Lottie was discussed too, but in a more casual way. No one was especially interested in Lottie. Mary was very hesitant in bringing her to the studio; she confided that Lottie was not pretty and she didn’t think she’d be good in the movies. She was the tomboy of the family and she loved nothing better than to play baseball with the boys, and when later she did become a Biograph player she had her innings at many a game.

For a year and a half that had winged its way, my husband and I had kept our secret well, although a something was looming that might make us spill it. There had been nervous moments. Only three people at the studio knew the facts of the case, Wilfred Lucas, Paul Scardon, and Harry Salter. But Wilfred Lucas, whose hospitality we’d frequently enjoyed, never betrayed us.

Nor did Paul Scardon. I don’t remember Mr. Scardon doing any work of consequence at the Biograph, but he eventually connected up with the Vitagraph, becoming one of its directors. He discovered Betty Blythe, developed her from an unknown extra girl to a leading woman of prominence. After the death of his first wife, he married her. Miss Blythe has been a big star for some years now and while Mr. Scardon has not been directing her, he travels with her to distant enchanting lands, to Egypt, the Riviera, and such places where Miss Blythe has been working on big feature pictures. It was under William Fox’s banner that Miss Blythe first came into prominence. The picture was “The Queen of Sheba.”

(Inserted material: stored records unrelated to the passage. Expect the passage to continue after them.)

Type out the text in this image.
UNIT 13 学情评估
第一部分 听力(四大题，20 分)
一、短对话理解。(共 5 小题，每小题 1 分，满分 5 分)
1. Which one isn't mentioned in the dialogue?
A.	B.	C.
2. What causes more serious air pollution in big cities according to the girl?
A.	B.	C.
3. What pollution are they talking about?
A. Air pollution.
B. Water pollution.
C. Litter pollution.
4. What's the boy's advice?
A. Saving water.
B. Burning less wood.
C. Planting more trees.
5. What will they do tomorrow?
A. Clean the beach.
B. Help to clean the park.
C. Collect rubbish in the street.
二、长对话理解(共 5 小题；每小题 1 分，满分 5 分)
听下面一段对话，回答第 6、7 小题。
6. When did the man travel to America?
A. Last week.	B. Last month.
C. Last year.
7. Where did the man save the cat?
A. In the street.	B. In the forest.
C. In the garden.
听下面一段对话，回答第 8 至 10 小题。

Lucas and Scardon were friends of ours before our marriage, but Harry Salter was the only person about the studio in whom David had confided. And I wasn’t told a thing about it. Helping to purloin Florence Lawrence from the Vitagraph, Mr. Salter had just naturally fallen in love with her and they had been secretly married, and no one knew it but Mr. Griffith. A fellow-feeling probably had made David a bit confidential—an unusual thing for him. It was one day, on a little launch going to Navesink. My husband was in the front of the boat, his back to us. Harry and Florence and I were seated aft. We were quietly enjoying the ride, not a word being spoken, when Harry Salter, pointing to a hole in the heel of David’s stocking, at the same time turned to me and with a knowing smile said, “Miss Arvidson, look!”

The something that was looming that would make us reveal our well-concealed secret, was a trip to California to escape the bad eastern weather of January, February and March.

Now I did not intend to spend three nights on the Santa Fé Limited in a Lower Eight, or an Upper Three, when there was the luxury of a drawing-room at hand. Nor was it my husband’s wish either. I felt I had earned every little five-per-day I’d had from the Biograph and had minded my own business sufficiently well to share comfort with the director. Yes, I would take my place as that most unwelcome person—the director’s wife. So when the tickets were being made up, Mr. Hammer was brought into the secret, but he just couldn’t believe it. But Mr. Dougherty said: “Well, that is bringing coal to Newcastle.” Nobody could understand what he meant by this, but that is what he said.

CHAPTER XIX
TO THE WEST COAST

After shivering through one Eastern winter, trying to get the necessary outdoor scenes for our pictures, we concluded that it would be to our advantage to pack up the wardrobe, the cameras, and other paraphernalia, get a little organization together, and with a portmanteau of Western scripts hie ourselves to the city of Los Angeles.

We weren’t the first to go there. Selig already had a studio there. Frank Boggs had brought a little company of Selig players to Los Angeles in the early days of 1908. The next company that reached the coast was that of the New York Motion Picture Patents Corporation, making the Bison brand of pictures. They had arrived in Los Angeles about Thanksgiving, 1909—seventeen players under the command of Fred Balshofer.

Kalem was taking pictures in Los Angeles, too. I felt very much annoyed one night, shortly before we left New York, to see a Kalem picture with Carlyle Blackwell and Alice Joyce having a petting party in Westlake Park.